Bu yıl akıllara durgunluk veren bir keşfin 90. yıldönümüdür: evrenin genişlediği.
Keşif, yörüngesindeki Hubble Uzay Teleskobu'nun adını verdiği Edwin Hubble tarafından öncülük etti. Los Angeles'taki Wilson Dağı Gözlemevi'nde bir gökbilimci olan Hubble, günün en modern ekipmanlarına, özellikle de 100 inçlik (2.5 metre) Hooker teleskopuna erişebildi. 1917'de inşa edilen teleskop, 1949'a kadar dünyadaki en büyük teleskoptu.
Carnegie Bilim Enstitüsü'ne göre Hubble, 1919'dan beri gözlemevinden yeni galaksiler keşfediyordu. 1923'te, uzak bir galaksiyle Samanyolu arasındaki mesafeyi ölçmek için bir yöntem geliştirdi; bu yöntem, başka bir galaksideki yıldızların gerçek parlaklığını hesaplamayı ve daha sonra bu değeri Dünya'dan ne kadar parlak göründüklerini karşılaştırmayı içeriyordu.
Bu çalışma başka bir vahiy yarattı. Carnegie Enstitüsü'ne göre Hubble, bir galaksinin Samanyolu'na doğru veya uzaklaştığının ne kadar hızlı hareket ettiğini ölçebilen eski bir gökbilimci Vesto Melvin Slipher'in işini de biliyordu. o galaksiden gelen ışık.

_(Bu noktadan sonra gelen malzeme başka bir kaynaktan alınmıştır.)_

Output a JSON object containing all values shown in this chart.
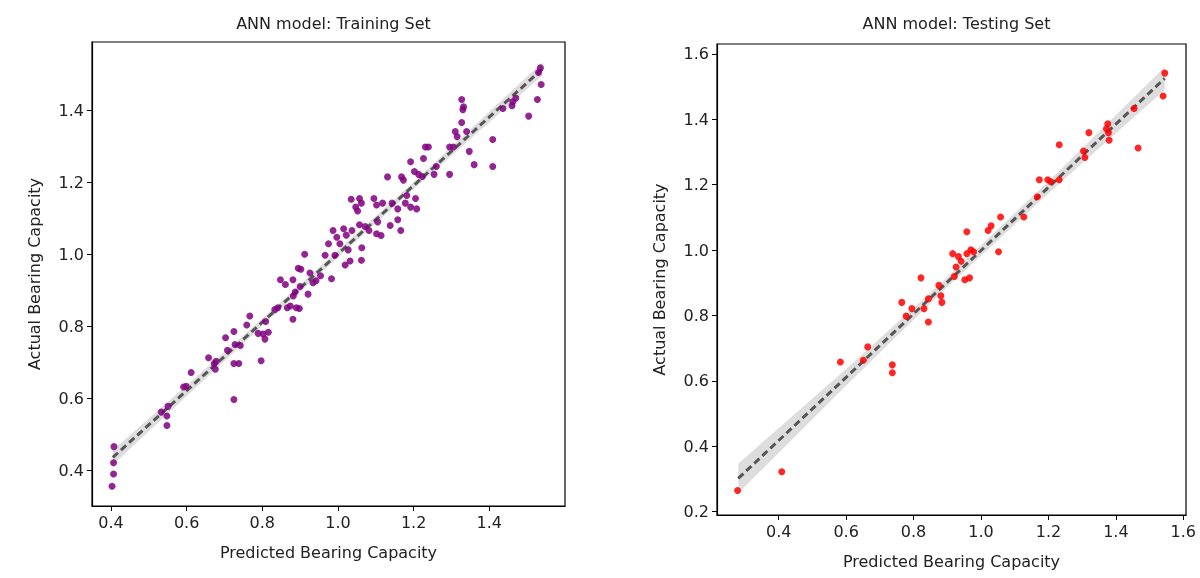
{
  "chart_data": [
    {
      "type": "scatter",
      "title": "ANN model: Training Set",
      "xlabel": "Predicted Bearing Capacity",
      "ylabel": "Actual Bearing Capacity",
      "xlim": [
        0.35,
        1.6
      ],
      "ylim": [
        0.3,
        1.59
      ],
      "xticks": [
        0.4,
        0.6,
        0.8,
        {
          "value": 1,
          "label": "1.0"
        },
        1.2,
        1.4
      ],
      "yticks": [
        0.4,
        0.6,
        0.8,
        {
          "value": 1,
          "label": "1.0"
        },
        1.2,
        1.4
      ],
      "grid": false,
      "series": [
        {
          "marker": "circle",
          "color": "#800080",
          "x": [
            0.403,
            0.407,
            0.407,
            0.408,
            0.533,
            0.551,
            0.548,
            0.548,
            0.592,
            0.599,
            0.612,
            0.658,
            0.673,
            0.676,
            0.678,
            0.703,
            0.708,
            0.725,
            0.725,
            0.725,
            0.728,
            0.738,
            0.742,
            0.759,
            0.767,
            0.797,
            0.789,
            0.802,
            0.807,
            0.809,
            0.816,
            0.833,
            0.841,
            0.848,
            0.861,
            0.866,
            0.874,
            0.881,
            0.881,
            0.882,
            0.887,
            0.89,
            0.898,
            0.895,
            0.902,
            0.9,
            0.912,
            0.921,
            0.926,
            0.934,
            0.942,
            0.954,
            0.966,
            0.975,
            0.983,
            0.987,
            0.992,
            0.997,
            1.005,
            1.015,
            1.019,
            1.022,
            1.027,
            1.032,
            1.035,
            1.037,
            1.047,
            1.052,
            1.057,
            1.057,
            1.062,
            1.062,
            1.063,
            1.072,
            1.082,
            1.095,
            1.102,
            1.102,
            1.105,
            1.114,
            1.118,
            1.131,
            1.138,
            1.143,
            1.158,
            1.158,
            1.166,
            1.168,
            1.173,
            1.178,
            1.182,
            1.192,
            1.192,
            1.202,
            1.205,
            1.208,
            1.213,
            1.223,
            1.226,
            1.231,
            1.239,
            1.254,
            1.26,
            1.295,
            1.295,
            1.305,
            1.31,
            1.315,
            1.327,
            1.33,
            1.332,
            1.327,
            1.34,
            1.347,
            1.36,
            1.409,
            1.409,
            1.436,
            1.46,
            1.462,
            1.47,
            1.504,
            1.527,
            1.53,
            1.535,
            1.537
          ],
          "values": [
            0.355,
            0.389,
            0.42,
            0.465,
            0.561,
            0.577,
            0.55,
            0.524,
            0.631,
            0.633,
            0.671,
            0.712,
            0.696,
            0.68,
            0.702,
            0.768,
            0.733,
            0.785,
            0.696,
            0.596,
            0.749,
            0.696,
            0.746,
            0.803,
            0.828,
            0.704,
            0.78,
            0.778,
            0.764,
            0.813,
            0.783,
            0.846,
            0.851,
            0.929,
            0.916,
            0.851,
            0.856,
            0.819,
            0.929,
            0.884,
            0.895,
            0.851,
            0.849,
            0.961,
            0.958,
            0.91,
            1.0,
            0.889,
            0.948,
            0.921,
            0.926,
            0.94,
            0.997,
            1.029,
            0.932,
            1.066,
            0.997,
            1.047,
            1.029,
            1.071,
            0.97,
            1.053,
            1.012,
            0.981,
            1.153,
            1.066,
            1.131,
            1.12,
            1.155,
            1.082,
            0.983,
            1.142,
            1.018,
            1.077,
            1.066,
            1.155,
            1.057,
            1.137,
            1.09,
            1.052,
            1.142,
            1.215,
            1.08,
            1.142,
            1.126,
            1.096,
            1.066,
            1.215,
            1.206,
            1.142,
            1.163,
            1.257,
            1.131,
            1.23,
            1.155,
            1.126,
            1.222,
            1.216,
            1.266,
            1.298,
            1.298,
            1.222,
            1.244,
            1.222,
            1.298,
            1.298,
            1.341,
            1.327,
            1.43,
            1.402,
            1.41,
            1.366,
            1.341,
            1.286,
            1.249,
            1.319,
            1.244,
            1.405,
            1.413,
            1.424,
            1.434,
            1.384,
            1.43,
            1.505,
            1.518,
            1.472
          ]
        },
        {
          "type": "line",
          "marker": "none",
          "color": "#555555",
          "line_style": "dashed",
          "x": [
            0.405,
            0.8,
            1.2,
            1.54
          ],
          "values": [
            0.435,
            0.811,
            1.191,
            1.515
          ],
          "lower": [
            0.415,
            0.801,
            1.181,
            1.497
          ],
          "upper": [
            0.455,
            0.821,
            1.201,
            1.533
          ]
        }
      ]
    },
    {
      "type": "scatter",
      "title": "ANN model: Testing Set",
      "xlabel": "Predicted Bearing Capacity",
      "ylabel": "Actual Bearing Capacity",
      "xlim": [
        0.217,
        1.608
      ],
      "ylim": [
        0.19,
        1.63
      ],
      "xticks": [
        0.4,
        0.6,
        0.8,
        {
          "value": 1,
          "label": "1.0"
        },
        1.2,
        1.4,
        1.6
      ],
      "yticks": [
        0.2,
        0.4,
        0.6,
        0.8,
        {
          "value": 1,
          "label": "1.0"
        },
        1.2,
        1.4,
        1.6
      ],
      "grid": false,
      "series": [
        {
          "marker": "circle",
          "color": "#ff0000",
          "x": [
            0.278,
            0.409,
            0.583,
            0.651,
            0.664,
            0.737,
            0.737,
            0.765,
            0.778,
            0.795,
            0.822,
            0.831,
            0.844,
            0.844,
            0.875,
            0.881,
            0.884,
            0.916,
            0.921,
            0.926,
            0.933,
            0.941,
            0.952,
            0.958,
            0.958,
            0.966,
            0.97,
            0.978,
            1.021,
            1.03,
            1.052,
            1.058,
            1.127,
            1.167,
            1.173,
            1.198,
            1.207,
            1.232,
            1.232,
            1.304,
            1.308,
            1.32,
            1.372,
            1.376,
            1.378,
            1.38,
            1.454,
            1.466,
            1.54,
            1.545
          ],
          "values": [
            0.265,
            0.322,
            0.658,
            0.663,
            0.704,
            0.649,
            0.625,
            0.84,
            0.798,
            0.821,
            0.915,
            0.821,
            0.78,
            0.851,
            0.892,
            0.86,
            0.84,
            0.989,
            0.919,
            0.948,
            0.98,
            0.966,
            0.909,
            0.989,
            1.056,
            0.915,
            1.001,
            0.995,
            1.06,
            1.074,
            0.995,
            1.101,
            1.101,
            1.163,
            1.215,
            1.215,
            1.209,
            1.215,
            1.322,
            1.303,
            1.283,
            1.359,
            1.371,
            1.386,
            1.359,
            1.336,
            1.433,
            1.312,
            1.471,
            1.541
          ]
        },
        {
          "type": "line",
          "marker": "none",
          "color": "#555555",
          "line_style": "dashed",
          "x": [
            0.28,
            0.6,
            0.9,
            1.2,
            1.545
          ],
          "values": [
            0.302,
            0.611,
            0.902,
            1.192,
            1.525
          ],
          "lower": [
            0.257,
            0.586,
            0.887,
            1.174,
            1.49
          ],
          "upper": [
            0.347,
            0.636,
            0.917,
            1.21,
            1.56
          ]
        }
      ]
    }
  ]
}
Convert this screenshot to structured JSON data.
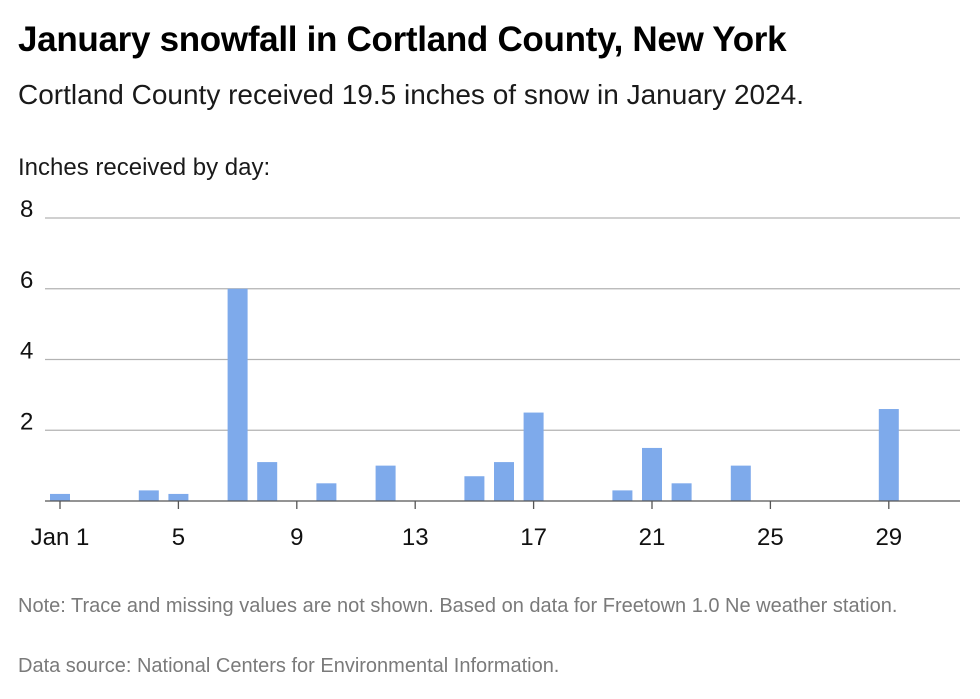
{
  "header": {
    "title": "January snowfall in Cortland County, New York",
    "subtitle": "Cortland County received 19.5 inches of snow in January 2024.",
    "y_caption": "Inches received by day:"
  },
  "footer": {
    "note": "Note: Trace and missing values are not shown. Based on data for Freetown 1.0 Ne weather station.",
    "source": "Data source: National Centers for Environmental Information."
  },
  "colors": {
    "bar": "#7eaaeb",
    "grid": "#b3b3b3",
    "axis": "#555555"
  },
  "chart_data": {
    "type": "bar",
    "title": "January snowfall in Cortland County, New York",
    "subtitle": "Cortland County received 19.5 inches of snow in January 2024.",
    "ylabel": "Inches received by day:",
    "xlabel": "",
    "ylim": [
      0,
      8
    ],
    "yticks": [
      2,
      4,
      6,
      8
    ],
    "xlim": [
      1,
      31
    ],
    "xticks": [
      {
        "day": 1,
        "label": "Jan 1"
      },
      {
        "day": 5,
        "label": "5"
      },
      {
        "day": 9,
        "label": "9"
      },
      {
        "day": 13,
        "label": "13"
      },
      {
        "day": 17,
        "label": "17"
      },
      {
        "day": 21,
        "label": "21"
      },
      {
        "day": 25,
        "label": "25"
      },
      {
        "day": 29,
        "label": "29"
      }
    ],
    "grid": true,
    "x": [
      1,
      4,
      5,
      7,
      8,
      10,
      12,
      15,
      16,
      17,
      20,
      21,
      22,
      24,
      29
    ],
    "values": [
      0.2,
      0.3,
      0.2,
      6.0,
      1.1,
      0.5,
      1.0,
      0.7,
      1.1,
      2.5,
      0.3,
      1.5,
      0.5,
      1.0,
      2.6
    ]
  }
}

Ölçüm Doppler kayması olarak adlandırılır ve ilke, ambulans sireninin ses yerine ışık hariç yaklaşması, yanması ve geri çekilmesi gibi görünen perde değişikliği ile aynıdır. Işık durumunda, sabit bir gözlemciye doğru hareket eden bir cismin yaydığı dalga boyları daha sık ve dolayısıyla daha mavi görünür. Bir uzaklaşan nesne tarafından yayılan dalga boyları daha az sıklıkta görülür ve bu nedenle daha kırmızı olur.
Diğer galaksilerin mesafesi ve Doppler kaymaları hakkında bilgi veren Hubble ve meslektaşları, 1929'da astronomiyi değiştirecek bir makale yayınladılar. "Ekstra Galaktik Bulutsular Arasındaki Mesafe ve Radyal Hız Arasındaki İlişki" makalesi, Samanyolu'ndan görülebilen gökadaların hızlandığını gösterdi. (17 Ocak 1929'da makale Ulusal Bilimler Akademisi'ne "iletildi").

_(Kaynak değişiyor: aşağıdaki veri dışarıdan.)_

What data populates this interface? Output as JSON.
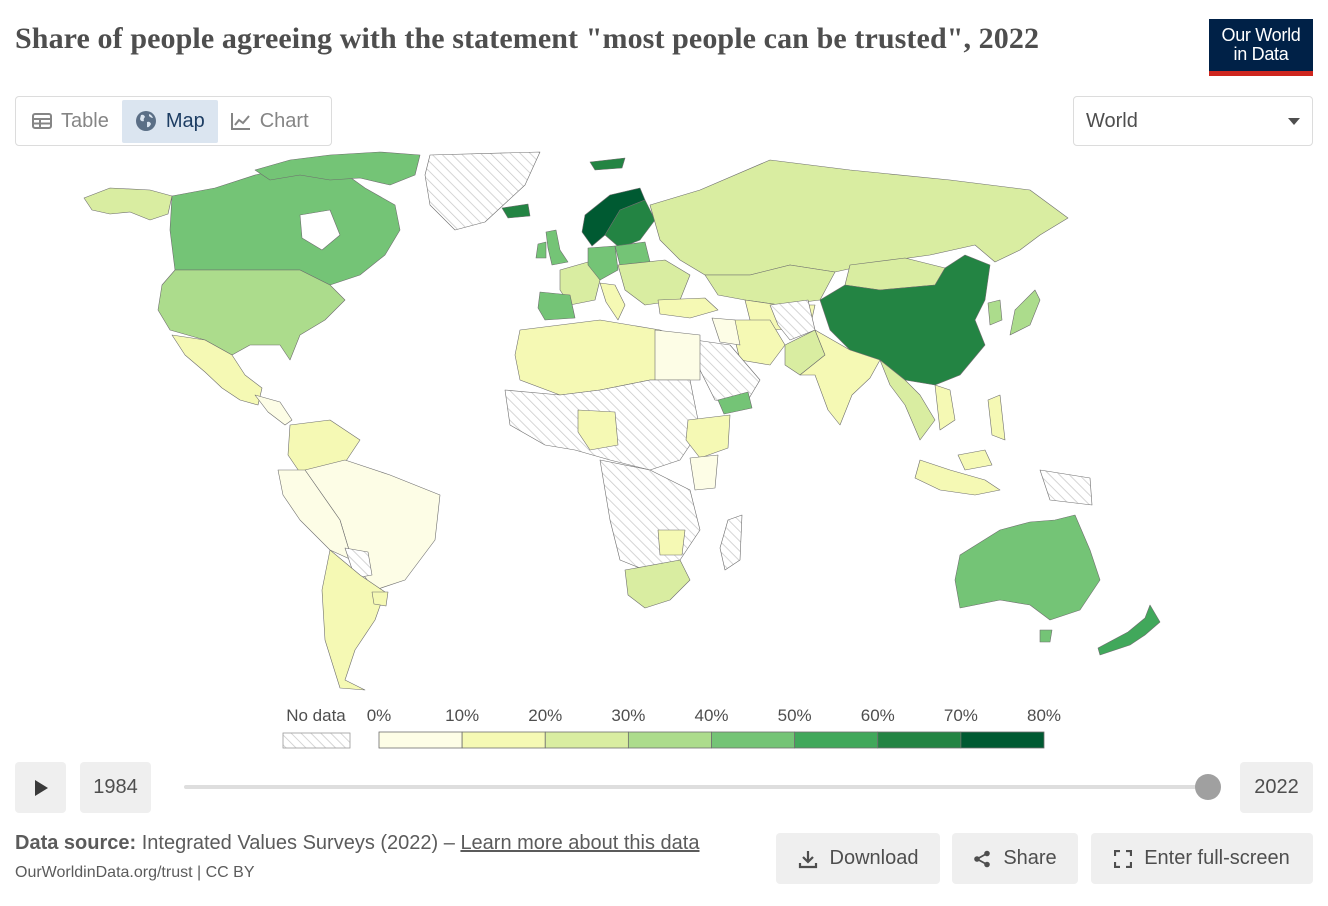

Hubble ve yazarlarının gözlemlediği şey, evrenin kendisinin genişlemesiydi. Ünlü bir benzetmeyi kullanmak için galaksiler, evrenin ekmek hamurundaki kuru üzüm gibidir. Hamur yükseldikçe, kuru üzümlerin hepsi birbirinden uzaklaşır, ancak hepsi aynı hamurda kalır. Keşif, evrenin yaşının hesaplanmasını sağladı: yaklaşık 13.7 milyar yaşında.
Hubble ekibinin bulgularını bildirmesinden doksan yıl sonra, bilim adamları hala bu genişlemenin nasıl çalıştığını anlamaya çalışıyorlar. Geçen yıl, Hubble adlı teleskopu kullanarak, gökbilimciler genişlemenin beklenenden daha hızlı olduğunu bildirdiler - megaparlar başına saniyede 73 kilometre. Bir megaparsek 3.3 milyon ışıkyılıdır, bu nedenle bu ölçüm Dünya'dan her 3.3 milyon ışıkyılı için saniyede 73 kilometre daha hızlı bir galaksinin geri çekildiği anlamına gelir.
Birkaç ay sonra, aynı araştırmacılar, evrenin daha uzak mesafelerinin megaparlar başına saniyede 67 kilometre hızla daha az hızla genişlediğini keşfettiler. Tutarsızlıklar, bir şeyin - belki de karanlık enerji veya karanlık madde - evrenin genişlemesini henüz anlaşılmayan şekillerde etkilediğini göstermektedir.